Steuergelder, die für unsinnige Zwecke eingesetzt werden, Politiker die ihrer Verantwortung nicht gerecht werden, dreister Schwindel: Die Zutaten für einen schönen Skandal. Es geht um die Firma Indago. PD Dr. Keck hat die Eckdaten dieses Skandals auf seiner Website zusammengetragen und Thomas Xavier hat ein Interview mit ihm geführt:


Xavier: Dr. Keck, das ist ein handfester Skandal, was Sie da entdeckt haben. Wie sind Sie darauf gestoßen?

Keck: Ich habe im Fernsehen bei 3sat einen Beitrag des Wissenschaftsmagazins Nano gesehen. Angeblich sollten mit einer neuen, als Nanopartikelanalyse und neuerdings als Stoffwechselfunktionstest bezeichneten Methode Krankheiten schon vor dem Ausbrechen diagnostiziert werden können. Es war leicht erkennbar, dass es sich hier um Scharlatanerie handelte. Der Beitrag war eine verdeckte Werbesendung für das damalige BMIB, jetzt Indago GmbH. Ich habe mich bei der Redaktion und mehreren Instanzen des Senders beschwert, aber das hat nichts gefruchtet.

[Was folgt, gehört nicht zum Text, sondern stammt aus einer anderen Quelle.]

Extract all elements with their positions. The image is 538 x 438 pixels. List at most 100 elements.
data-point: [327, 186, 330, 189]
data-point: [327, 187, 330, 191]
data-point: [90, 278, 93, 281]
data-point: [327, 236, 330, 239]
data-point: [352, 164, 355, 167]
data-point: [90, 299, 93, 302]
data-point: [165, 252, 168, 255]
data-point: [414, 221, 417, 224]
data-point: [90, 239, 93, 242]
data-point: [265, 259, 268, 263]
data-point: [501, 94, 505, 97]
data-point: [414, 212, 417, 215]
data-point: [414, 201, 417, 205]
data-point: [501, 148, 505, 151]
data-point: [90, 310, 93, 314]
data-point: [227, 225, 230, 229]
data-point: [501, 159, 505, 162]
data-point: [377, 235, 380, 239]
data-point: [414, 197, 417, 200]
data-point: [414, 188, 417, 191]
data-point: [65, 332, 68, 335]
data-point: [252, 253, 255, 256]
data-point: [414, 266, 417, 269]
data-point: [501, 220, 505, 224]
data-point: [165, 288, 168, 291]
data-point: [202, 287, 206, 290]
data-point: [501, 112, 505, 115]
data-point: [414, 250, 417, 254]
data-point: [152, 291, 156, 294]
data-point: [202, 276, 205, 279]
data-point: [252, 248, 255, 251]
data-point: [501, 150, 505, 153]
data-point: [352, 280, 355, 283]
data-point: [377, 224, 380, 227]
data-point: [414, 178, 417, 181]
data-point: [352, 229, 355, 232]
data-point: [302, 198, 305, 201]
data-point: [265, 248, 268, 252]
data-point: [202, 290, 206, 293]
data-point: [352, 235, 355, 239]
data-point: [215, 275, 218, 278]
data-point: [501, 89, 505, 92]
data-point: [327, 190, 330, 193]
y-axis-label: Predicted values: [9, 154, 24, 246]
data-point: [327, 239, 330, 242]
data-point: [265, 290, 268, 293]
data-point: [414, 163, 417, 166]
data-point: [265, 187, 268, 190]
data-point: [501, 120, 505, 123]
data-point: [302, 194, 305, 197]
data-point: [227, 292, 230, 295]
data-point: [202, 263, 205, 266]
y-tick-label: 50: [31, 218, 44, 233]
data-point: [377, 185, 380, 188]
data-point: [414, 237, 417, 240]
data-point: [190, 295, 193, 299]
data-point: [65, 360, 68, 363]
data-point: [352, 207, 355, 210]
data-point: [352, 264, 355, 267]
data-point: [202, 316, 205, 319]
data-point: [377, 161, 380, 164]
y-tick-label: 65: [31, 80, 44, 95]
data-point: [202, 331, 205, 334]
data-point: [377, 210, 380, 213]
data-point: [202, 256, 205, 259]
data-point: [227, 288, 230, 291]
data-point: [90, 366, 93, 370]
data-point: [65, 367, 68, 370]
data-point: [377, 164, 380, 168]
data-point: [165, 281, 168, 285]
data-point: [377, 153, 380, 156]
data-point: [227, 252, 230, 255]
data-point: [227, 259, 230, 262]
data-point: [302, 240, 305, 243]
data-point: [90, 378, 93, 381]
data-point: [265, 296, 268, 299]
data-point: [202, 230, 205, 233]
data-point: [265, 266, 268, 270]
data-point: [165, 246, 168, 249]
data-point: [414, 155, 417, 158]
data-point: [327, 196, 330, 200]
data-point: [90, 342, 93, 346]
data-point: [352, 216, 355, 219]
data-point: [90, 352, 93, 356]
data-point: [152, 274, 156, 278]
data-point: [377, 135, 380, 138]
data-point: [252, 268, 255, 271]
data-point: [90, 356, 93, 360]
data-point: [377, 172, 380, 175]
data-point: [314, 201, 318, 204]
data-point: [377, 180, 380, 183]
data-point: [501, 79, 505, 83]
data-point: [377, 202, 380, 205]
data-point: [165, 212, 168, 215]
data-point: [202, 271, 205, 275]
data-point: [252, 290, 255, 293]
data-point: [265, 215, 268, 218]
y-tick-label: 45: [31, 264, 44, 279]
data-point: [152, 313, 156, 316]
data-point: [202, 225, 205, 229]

Xavier: Das ist leider eine häufige Erscheinung geworden, siehe den Fall Regividerm. Sie haben das dann öffentlich gemacht, was zu Gerichtsverfahren geführt hat. Was ist da passiert?

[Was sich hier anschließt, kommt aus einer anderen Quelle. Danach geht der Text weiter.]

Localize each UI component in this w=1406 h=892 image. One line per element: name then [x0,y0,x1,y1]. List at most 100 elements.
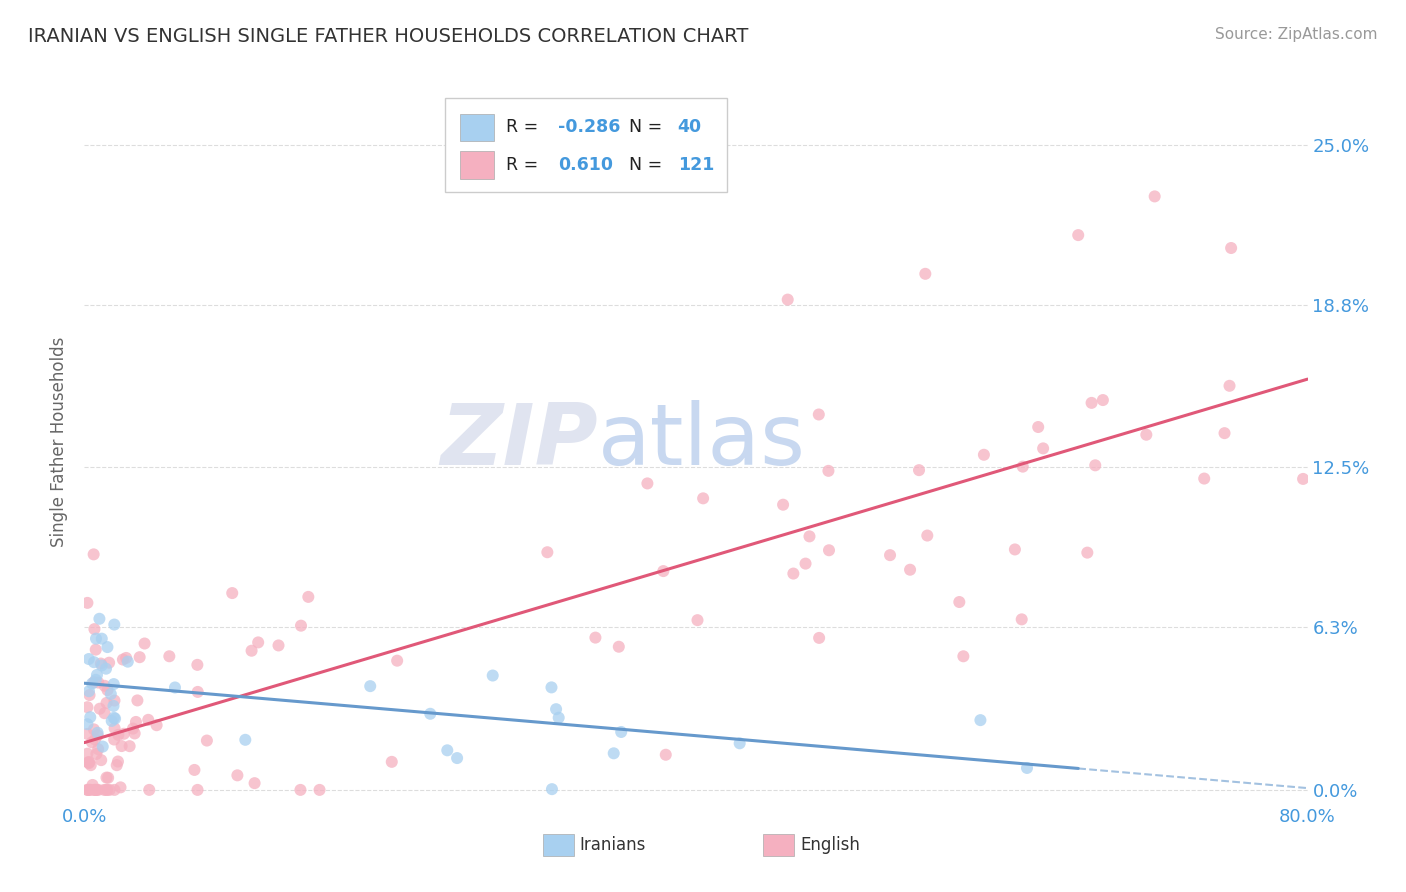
Text: IRANIAN VS ENGLISH SINGLE FATHER HOUSEHOLDS CORRELATION CHART: IRANIAN VS ENGLISH SINGLE FATHER HOUSEHO… [28,27,748,45]
Point [103,677,125,691]
Point [1015,761,1038,775]
Point [87,783,110,797]
Point [541,782,564,797]
Point [83,622,105,636]
Point [94,662,117,676]
Point [104,721,127,735]
Y-axis label: Single Father Households: Single Father Households [51,336,69,547]
Point [692,491,714,506]
Point [128,650,150,665]
Point [105,758,128,772]
Point [1143,189,1166,203]
Point [82,778,104,792]
Point [794,557,817,571]
Bar [460,113,494,141]
Point [290,618,312,632]
FancyBboxPatch shape [446,98,727,193]
Point [1218,379,1240,393]
Point [1192,472,1215,486]
Point [267,639,290,653]
Point [610,725,633,739]
Point [782,566,804,581]
Point [969,713,991,727]
Point [914,267,936,281]
Point [103,783,125,797]
Text: -0.286: -0.286 [558,119,620,136]
Point [104,712,127,726]
Text: Iranians: Iranians [579,836,647,854]
Point [1080,396,1102,410]
Point [233,732,256,747]
Point [186,783,208,797]
Point [879,548,901,562]
Point [110,780,132,795]
Text: ZIP: ZIP [440,400,598,483]
Point [247,635,270,649]
Text: 121: 121 [678,156,714,174]
Text: N =: N = [628,119,668,136]
Point [446,751,468,765]
Point [111,739,134,753]
Point [77,652,100,666]
Point [83,547,105,561]
Text: 0.610: 0.610 [558,156,613,174]
Point [103,698,125,713]
Point [1067,228,1090,243]
Point [79,755,101,769]
Point [636,476,658,491]
Point [84,632,107,646]
Point [76,783,98,797]
Point [77,756,100,770]
Point [87,675,110,690]
Text: R =: R = [506,119,544,136]
Point [546,702,568,716]
Point [93,706,115,721]
Point [127,693,149,707]
Point [93,679,115,693]
Point [807,408,830,422]
Point [115,651,138,665]
Point [583,631,606,645]
Text: Source: ZipAtlas.com: Source: ZipAtlas.com [1215,27,1378,42]
Text: atlas: atlas [598,400,806,483]
Point [97,771,120,785]
Point [818,543,841,558]
Point [107,755,129,769]
Point [96,696,118,710]
Point [98,656,121,670]
Point [138,783,160,797]
Point [157,649,180,664]
Point [103,732,125,747]
Point [655,747,678,762]
Point [86,726,108,740]
Point [808,631,831,645]
Point [1084,458,1107,473]
Text: 40: 40 [678,119,702,136]
Point [96,683,118,698]
Point [799,529,821,543]
Point [84,783,107,797]
Point [98,783,121,797]
Bar [543,834,574,855]
Point [79,688,101,702]
Point [1213,426,1236,441]
Text: English: English [800,836,860,854]
Point [111,652,134,666]
Point [163,681,186,695]
Point [87,742,110,756]
Point [77,783,100,797]
Text: N =: N = [628,156,668,174]
Point [89,612,111,626]
Point [112,727,135,741]
Point [728,736,751,750]
Point [917,528,939,542]
Point [96,771,118,785]
Point [86,747,108,761]
Point [86,783,108,797]
Point [145,718,167,732]
Point [79,783,101,797]
Point [536,545,558,559]
Point [1292,472,1315,486]
Point [187,685,209,699]
Point [103,711,125,725]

Keck: Auf meiner Webseite habe ich dargelegt, dass es aus prinzipiellen Gründen nicht möglich sei, diese Analyse durchzuführen. Die Ergebnisse seien frei erfunden. Gleichzeitig habe ich die Sparkasse und die KfW, die sich an der Indago mit öffentlichen Fördermitteln in Millionenhöhe beteiligt haben, meine Kritik an der Diagnose erläutert. Das hat dann zu einer Unterlassungsklage der Indago geführt. Das Gericht hat die Klage abgewiesen.

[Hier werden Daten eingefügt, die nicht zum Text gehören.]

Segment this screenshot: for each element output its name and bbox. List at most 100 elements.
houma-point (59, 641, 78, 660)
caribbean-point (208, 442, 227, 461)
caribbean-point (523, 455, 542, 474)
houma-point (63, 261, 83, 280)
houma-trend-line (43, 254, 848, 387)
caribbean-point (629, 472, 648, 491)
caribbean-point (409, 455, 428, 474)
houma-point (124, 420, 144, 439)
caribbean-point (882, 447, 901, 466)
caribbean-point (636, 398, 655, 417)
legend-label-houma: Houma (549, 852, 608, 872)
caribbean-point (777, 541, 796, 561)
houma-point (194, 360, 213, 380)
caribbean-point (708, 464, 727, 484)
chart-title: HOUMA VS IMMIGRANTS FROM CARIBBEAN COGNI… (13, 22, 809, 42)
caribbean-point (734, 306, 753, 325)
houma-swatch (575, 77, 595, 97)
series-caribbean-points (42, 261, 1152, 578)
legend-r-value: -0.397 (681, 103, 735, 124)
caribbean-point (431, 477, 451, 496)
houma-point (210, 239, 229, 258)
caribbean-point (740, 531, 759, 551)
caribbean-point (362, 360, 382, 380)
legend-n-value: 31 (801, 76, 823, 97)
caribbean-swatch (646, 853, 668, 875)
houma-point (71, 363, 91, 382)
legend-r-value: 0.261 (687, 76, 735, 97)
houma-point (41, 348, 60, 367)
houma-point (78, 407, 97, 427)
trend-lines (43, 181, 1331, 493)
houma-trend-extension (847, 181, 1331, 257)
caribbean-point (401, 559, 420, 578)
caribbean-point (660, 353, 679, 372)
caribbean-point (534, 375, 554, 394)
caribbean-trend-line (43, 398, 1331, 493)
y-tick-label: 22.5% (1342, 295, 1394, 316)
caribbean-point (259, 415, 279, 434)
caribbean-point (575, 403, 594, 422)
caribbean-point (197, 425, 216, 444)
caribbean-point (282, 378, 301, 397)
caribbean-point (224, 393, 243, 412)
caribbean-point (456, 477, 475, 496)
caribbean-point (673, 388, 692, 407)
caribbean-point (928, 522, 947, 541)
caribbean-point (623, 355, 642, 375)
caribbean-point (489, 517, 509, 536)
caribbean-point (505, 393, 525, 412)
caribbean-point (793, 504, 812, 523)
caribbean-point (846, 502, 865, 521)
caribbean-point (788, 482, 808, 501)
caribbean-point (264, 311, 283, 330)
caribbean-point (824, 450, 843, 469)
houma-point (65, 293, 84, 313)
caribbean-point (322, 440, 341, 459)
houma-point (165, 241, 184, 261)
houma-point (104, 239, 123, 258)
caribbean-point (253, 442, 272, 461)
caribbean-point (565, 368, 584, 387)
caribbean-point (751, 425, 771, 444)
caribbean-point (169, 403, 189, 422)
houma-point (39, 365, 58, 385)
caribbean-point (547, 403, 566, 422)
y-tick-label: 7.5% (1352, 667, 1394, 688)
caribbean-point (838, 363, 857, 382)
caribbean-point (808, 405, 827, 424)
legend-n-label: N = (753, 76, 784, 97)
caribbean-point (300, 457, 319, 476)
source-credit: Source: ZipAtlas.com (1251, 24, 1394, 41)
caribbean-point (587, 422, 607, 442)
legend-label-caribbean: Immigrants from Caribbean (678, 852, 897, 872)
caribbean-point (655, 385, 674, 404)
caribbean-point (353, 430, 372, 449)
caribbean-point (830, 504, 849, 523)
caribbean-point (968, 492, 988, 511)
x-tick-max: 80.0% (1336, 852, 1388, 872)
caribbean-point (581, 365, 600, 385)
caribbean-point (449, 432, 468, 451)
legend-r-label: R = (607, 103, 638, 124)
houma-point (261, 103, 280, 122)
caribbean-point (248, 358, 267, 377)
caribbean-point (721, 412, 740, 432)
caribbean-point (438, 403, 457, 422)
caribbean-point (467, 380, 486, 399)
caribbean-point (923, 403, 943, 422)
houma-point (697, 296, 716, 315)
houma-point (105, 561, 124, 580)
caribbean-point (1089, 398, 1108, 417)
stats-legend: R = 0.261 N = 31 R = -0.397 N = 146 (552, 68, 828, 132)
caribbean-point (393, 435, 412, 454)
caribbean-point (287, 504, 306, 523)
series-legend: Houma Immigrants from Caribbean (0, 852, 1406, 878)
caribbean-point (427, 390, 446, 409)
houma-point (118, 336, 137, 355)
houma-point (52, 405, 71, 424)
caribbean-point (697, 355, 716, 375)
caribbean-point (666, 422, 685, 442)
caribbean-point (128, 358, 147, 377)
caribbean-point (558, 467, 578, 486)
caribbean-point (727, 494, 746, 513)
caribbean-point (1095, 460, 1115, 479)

Xavier: Sie haben also vor Gericht obsiegt.

Keck: Richtig. Die Indago hat gegen dieses Urteil Berufung eingelegt. Diese wurde aber ebenfalls zurückgewiesen.

Xavier: Worauf gründet sich Ihre Kritik?

Keck: Ich erwähne hier nur einen Kritikpunkt: Die Indago behauptet auf ihrer Webseite, dass sie im ersten Schritt der Analyse, durch „thermisches Cracking“ die Blutprobe in die chemischen Elemente zerlege. Jeder, der über einen gesunden Menschenverstand und marginale Kenntnisse der Schulchemie verfügt, wird erkennen, dass auf diese Weise sämtliche Blutsubstanzen zerstört würden. Eine Analyse des Blutes ist auf diese Weise selbstverständlich nicht möglich.

Xavier: In diesen Skandal sind viele Leute verstrickt, unter anderem der Oberbürgermeister von Leipzig, Burkhardt Jung. Was gibt es dazu zu sagen:

Keck: Die Sparkasse und die KfW haben sich an der Indago beteiligt, ohne zu prüfen, ob diese Analyse überhaupt durchführbar ist. Das Geld des Steuerzahlers wurde einer Firma anvertraut, deren Ziel es ist, gutgläubige Patienten mit nutzlosen oder sogar gefährlichen Diagnosen abzuzocken. Der Oberbürgermeister der Stadt Leipzig ist Aufsichtsratsvorsitzender der Sparkasse. Deshalb habe ich ihn in einem offenen Brief gebeten, die Beteiligung der Sparkasse an der Firma zu beenden. Ich kann mir nicht vorstellen, dass der Oberbürgermeister es tatsächlich für möglich hält, eine Blutanalyse durchzuführen, bei der im ersten Schritt alle Substanzen des Blutes zerstört werden. Im Zweifelsfall hätte er mit einem kurzen Telefongespräch mit einem Facharzt für klinische Chemie an der Universität Leipzig sich Klarheit verschaffen können. Ich gehe davon aus, dass der Oberbürgermeister sehr wohl weiß, dass die Indago-Analyse Schwindel ist.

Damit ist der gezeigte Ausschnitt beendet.